Si la mission paraît simplissime, c’est sans compter la présence de six autres tueurs redoutables et pittoresques qui courent tous le même lièvre, et qu’un coup du sort malencontreux (du moins le croient-ils) réunit dans une même galère. Vendu comme l’un de ces films d’action déjantés aux influences néo-noires puisées chez les Coen, Tarantino, Ritchie, Miike ou James Gunn, le film de David Leitch – ancien cascadeur qu’on avait pu voir à l’œuvre avec les faiblards Atomic Blonde (2017) et Deadpool 2 (2018) – satisfait les attentes sans bien sûr les transcender, comme il est de coutume pour ce genre de productions. Difficile de ne pas voir à travers le duo attachant de Citron et Mandarine des enfants de Jules et Vincent (Pulp Fiction, 1994), à ceci près qu’ils sont un peu moins bêtes, un peu plus tendres, qu’ils ne parlent pas de massages de pieds mais de Thomas le petit train et qu’ils seront vite oubliés. On trouve encore du pastiche de Leone, ses inserts regards et ses cartons stylisés identifiant chaque personnage, quand d’autres pointeront ici les apports du manga.

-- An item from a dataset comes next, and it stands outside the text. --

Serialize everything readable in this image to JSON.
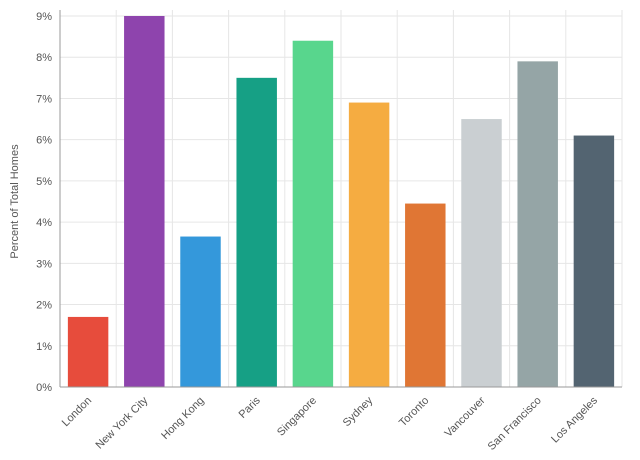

Couleurs pop et visuels flashy parachèvent cet univers fun et délicieusement déjà vu, où pleuvent en cascade revirements de situations, effusions de sang cartoonesques et gags burlesques tantôt désopilants, tantôt puérils. Or si le film a d’évidentes faiblesses, des digressions et dialogues poussifs à la boursoufflure finale d’effets spéciaux disgracieux (je laisse le soin au lecteur d’apprécier l’euphémisme), en passant par des bribes sentimentales et des ralentis pompeux, reste qu’il a le mérite de composer un récit et des personnages – quoique certains soient inégaux. Car a contrario de nombreuses superproductions, l’essentiel du spectacle de Bullet Train ne procède pas de ses effets techniques et visuels, mais avant tout de son intrigue, de ses ressorts dramaturgiques.
De là naît son ludisme en tant qu’il se pose en exemplum de construction narrative. Le film offre une démonstration de ce qui fonde une dynamique romanesque : un MacGuffin comme moteur de l’action (la valise) autour duquel s’articulent les trajectoires de personnages aux motivations diverses ; un dénominateur commun et inconnu qui les chapeautent et les relient ; un élément perturbateur et inattendu ; et enfin, pour condenser le tout, une unité de temps et de lieu, c’est-à-dire le train, en sachant que s’il peut aller à toute allure avec arrêts d’une minute, c’est encore mieux. Le train se pare d’ailleurs de connotations multiples ; à la fois métaphore d’un déterminisme narratif et existentiel, il est aussi – et David Leitch le sait – l’allégorie historique du cinéma où, immobiles sur un siège, on contemple les paysages en images-mouvement. L’attrait de Bullet Train n’émane donc pas de sa fable holistique et initiatique, qui s’entend davantage comme une caution intellectuelle, mais plutôt de sa tentative régressive de jouir et faire jouir de la puissance romanesque du cinéma.
Bullet Train / De David Leitch / Avec Brad Pitt, Joey King, Aaron Taylor-Johnson, Brian Tyree Henry, Micheal Shannon / Etats-Unis / 2h07 / Sortie le 3 août 2022.